Groaning, James sat up in the road and rubbed the sore spot on his head, where a lump was already beginning to form. What had happened? Surely there must be some reason why he was lying here in the middle of the road to—where
did
this road lead, anyway? Turning to survey his surroundings—no easy task, when every muscle in his body screamed in protest—he saw no familiar landmarks, nothing to remind him of where he was or where he had been going.
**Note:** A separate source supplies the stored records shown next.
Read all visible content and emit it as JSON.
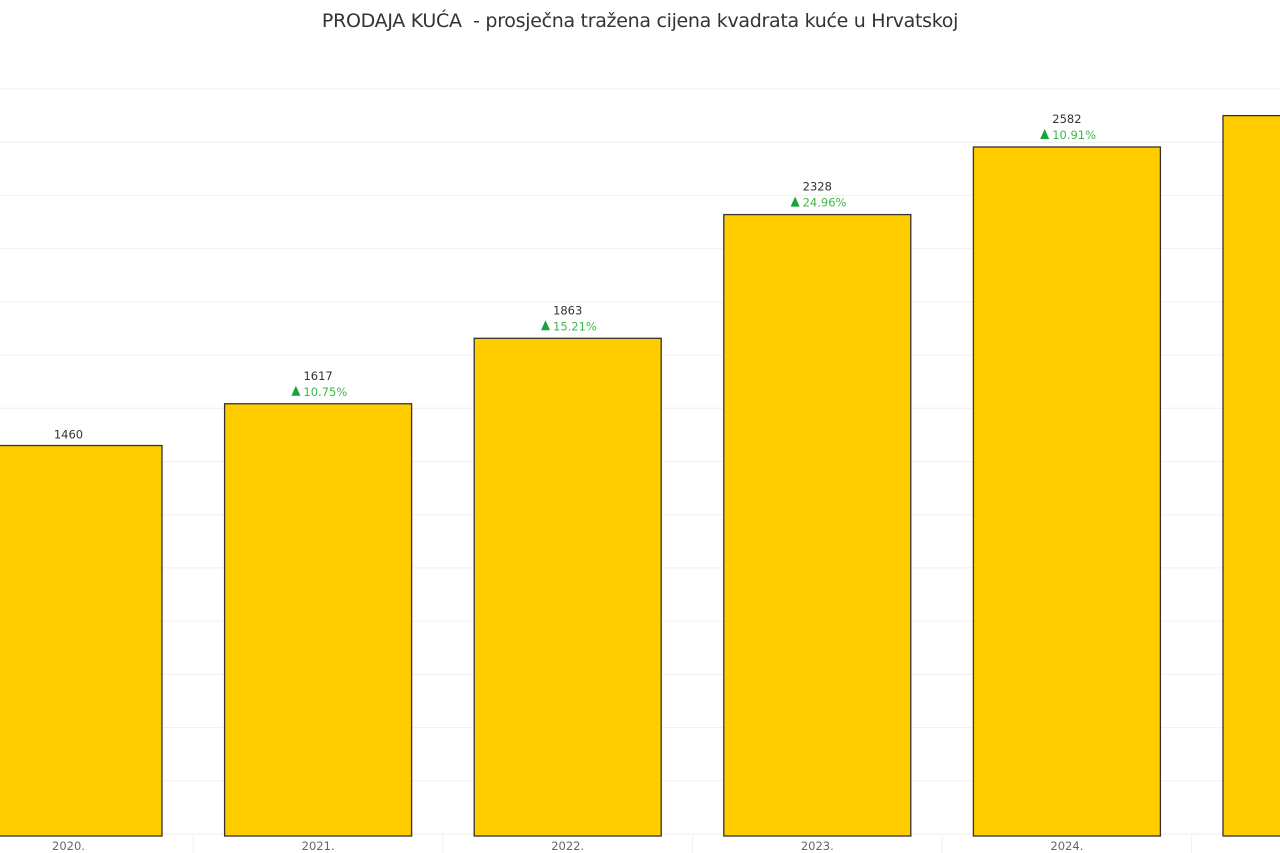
{
  "chart_data": {
    "type": "bar",
    "title": "PRODAJA KUĆA  - prosječna tražena cijena kvadrata kuće u Hrvatskoj",
    "xlabel": "",
    "ylabel": "",
    "ylim": [
      0,
      2800
    ],
    "grid": true,
    "grid_step": 200,
    "bar_color": "#ffcc00",
    "bar_border": "#333333",
    "up_color": "#3cb94a",
    "categories": [
      "2020.",
      "2021.",
      "2022.",
      "2023.",
      "2024.",
      ""
    ],
    "values": [
      1460,
      1617,
      1863,
      2328,
      2582,
      2700
    ],
    "value_labels": [
      "1460",
      "1617",
      "1863",
      "2328",
      "2582",
      ""
    ],
    "change_labels": [
      "",
      "10.75%",
      "15.21%",
      "24.96%",
      "10.91%",
      ""
    ],
    "change_icon": "up-triangle-icon"
  }
}
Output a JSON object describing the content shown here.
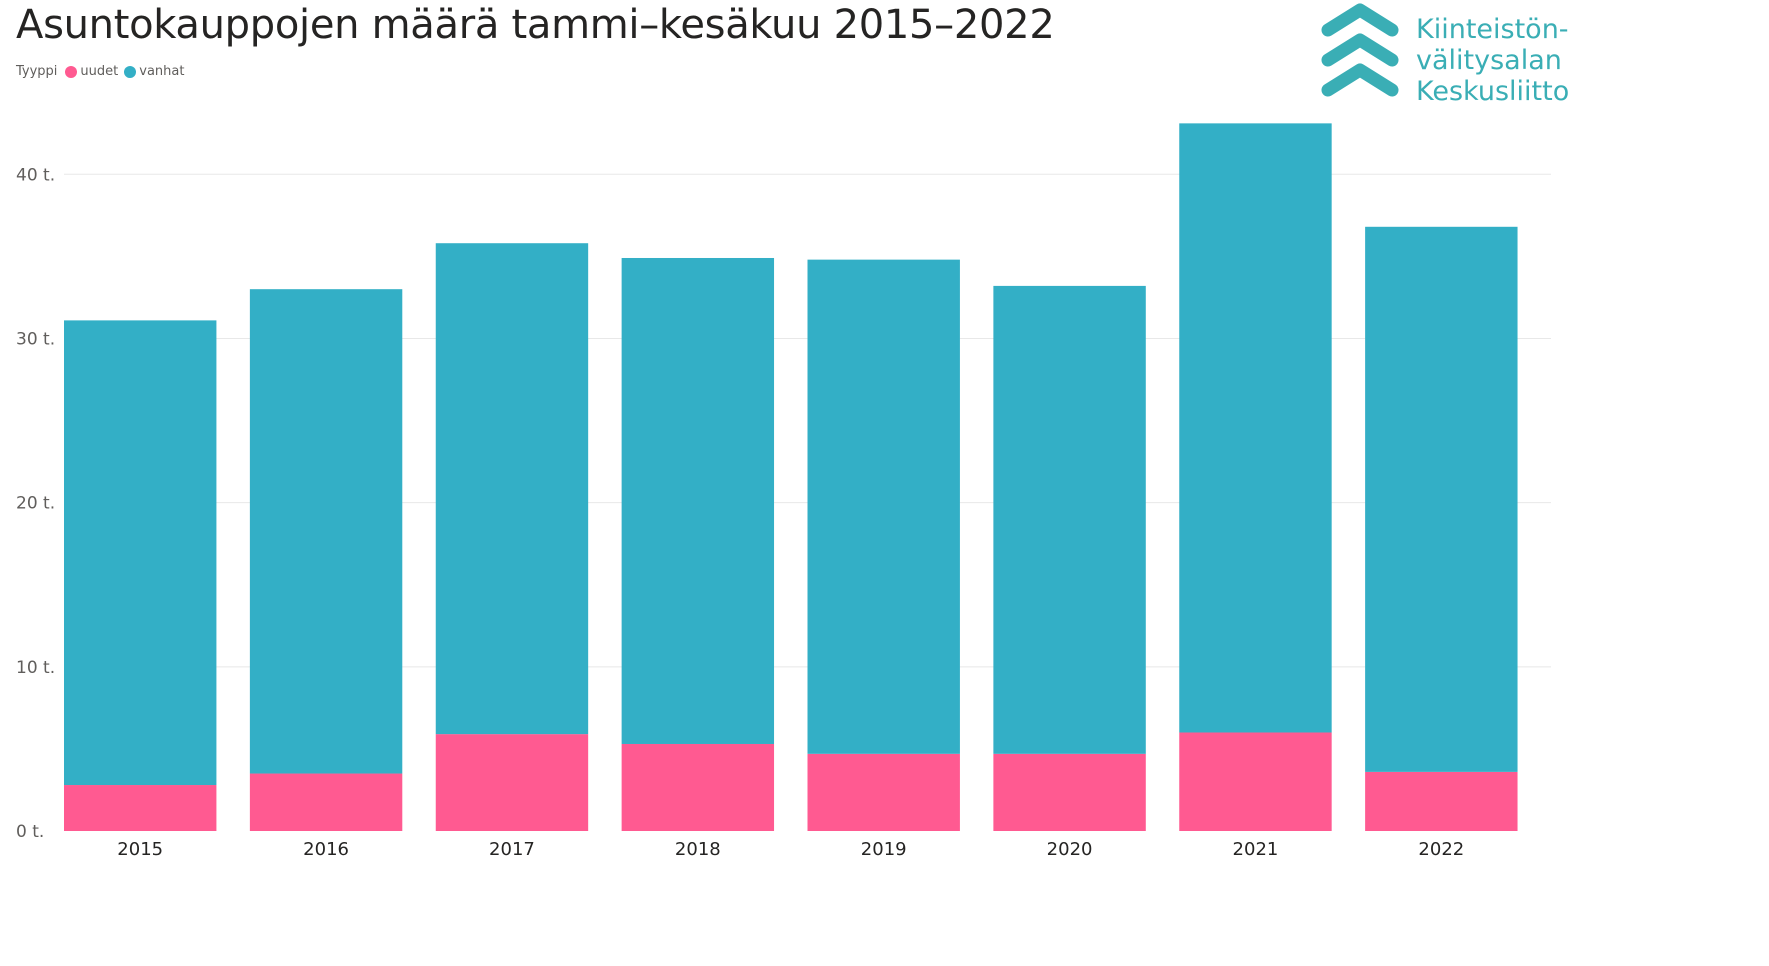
{
  "chart_data": {
    "type": "bar",
    "stacked": true,
    "title": "Asuntokauppojen määrä tammi–kesäkuu 2015–2022",
    "xlabel": "",
    "ylabel": "",
    "legend_title": "Tyyppi",
    "legend_placement": "top-left",
    "grid": true,
    "categories": [
      "2015",
      "2016",
      "2017",
      "2018",
      "2019",
      "2020",
      "2021",
      "2022"
    ],
    "series": [
      {
        "name": "uudet",
        "color": "#ff5a91",
        "values": [
          2800,
          3500,
          5900,
          5300,
          4700,
          4700,
          6000,
          3600
        ]
      },
      {
        "name": "vanhat",
        "color": "#33afc6",
        "values": [
          28300,
          29500,
          29900,
          29600,
          30100,
          28500,
          37100,
          33200
        ]
      }
    ],
    "ylim": [
      0,
      43000
    ],
    "yticks": [
      0,
      10000,
      20000,
      30000,
      40000
    ],
    "ytick_labels": [
      "0 t.",
      "10 t.",
      "20 t.",
      "30 t.",
      "40 t."
    ]
  },
  "logo": {
    "lines": [
      "Kiinteistön-",
      "välitysalan",
      "Keskusliitto"
    ],
    "color": "#3aaeb5"
  }
}
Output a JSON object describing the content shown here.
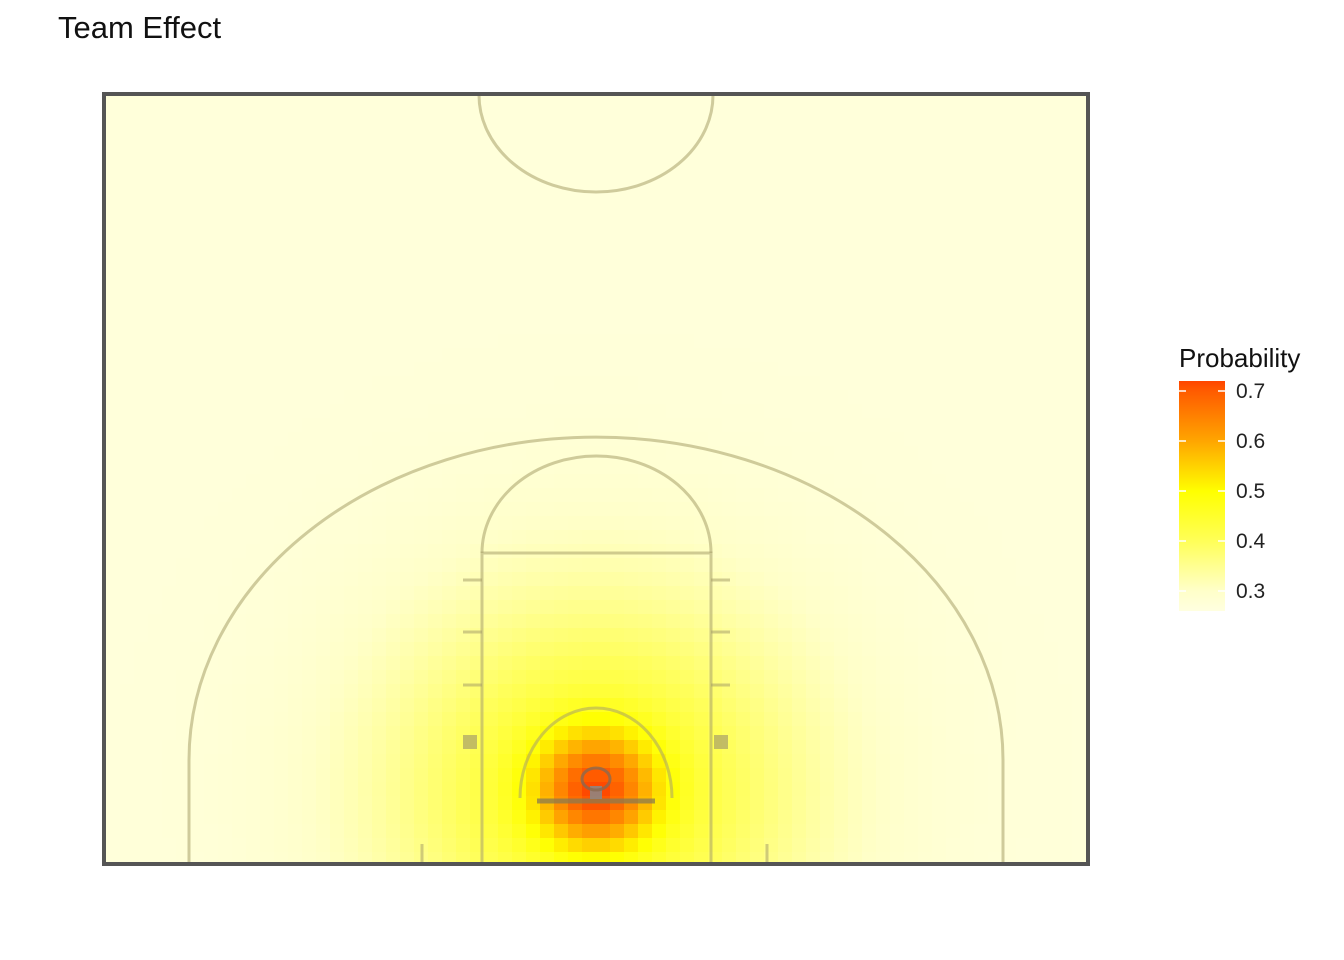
{
  "title": "Team Effect",
  "chart_data": {
    "type": "heatmap",
    "title": "Team Effect",
    "xlabel": "",
    "ylabel": "",
    "description_of_surface": "Shot probability over a half court; peak at the rim, decaying with distance",
    "peak": {
      "location": "rim",
      "value": 0.72
    },
    "baseline_value": 0.27,
    "color_scale": {
      "stops": [
        {
          "value": 0.26,
          "color": "#ffffe0"
        },
        {
          "value": 0.3,
          "color": "#ffffc8"
        },
        {
          "value": 0.4,
          "color": "#ffff5a"
        },
        {
          "value": 0.5,
          "color": "#ffff00"
        },
        {
          "value": 0.6,
          "color": "#ffa500"
        },
        {
          "value": 0.7,
          "color": "#ff5a00"
        },
        {
          "value": 0.72,
          "color": "#ff4500"
        }
      ],
      "ticks": [
        0.3,
        0.4,
        0.5,
        0.6,
        0.7
      ],
      "range": [
        0.26,
        0.72
      ]
    },
    "legend": {
      "title": "Probability",
      "position": "right"
    },
    "grid": false
  },
  "legend_ticks": [
    "0.7",
    "0.6",
    "0.5",
    "0.4",
    "0.3"
  ]
}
That he had indeed been going somewhere was evidenced by the open portmanteau lying face-down on the side of the road, clothing strewn about it like a madwoman’s laundry. Wincing in pain, he staggered to his feet and began to gather his belongings, now covered with a film of road dust. A single book lay open at his feet, its pages turning in the breeze as if by a ghostly reader. He picked up the volume, and as he blew the dirt from its pages, he saw a name written on the flyleaf: Charles Haslett. James blinked. How very odd that one of his books should bear such a name, when his own name was—

A wave of nausea engulfed him as he realized he could not remember his own name. Panic-stricken, he reached for another book, then another. A dozen volumes yielded almost as many names, each one as unfamiliar as the one before. He fumbled in the breast pocket of his coat for anything that might provide some identification, but came up empty. Who was he, and where was he? Would anyone miss him, and come in search of him? What had happened here? If only he could remember!

“Mr. Fanshawe?”

He had not heard the vehicle’s approach, but James started at the sound of its driver’s voice as eagerly as a drowning man at the splash of a lifeline. Turning, he saw a gig driven by a lady who appeared less than delighted to see him. He wracked his brain, but found no memory of a brown-haired young lady in her mid-twenties, attractive but not beautiful, whose most striking feature appeared to be a pair of sparkling dark eyes.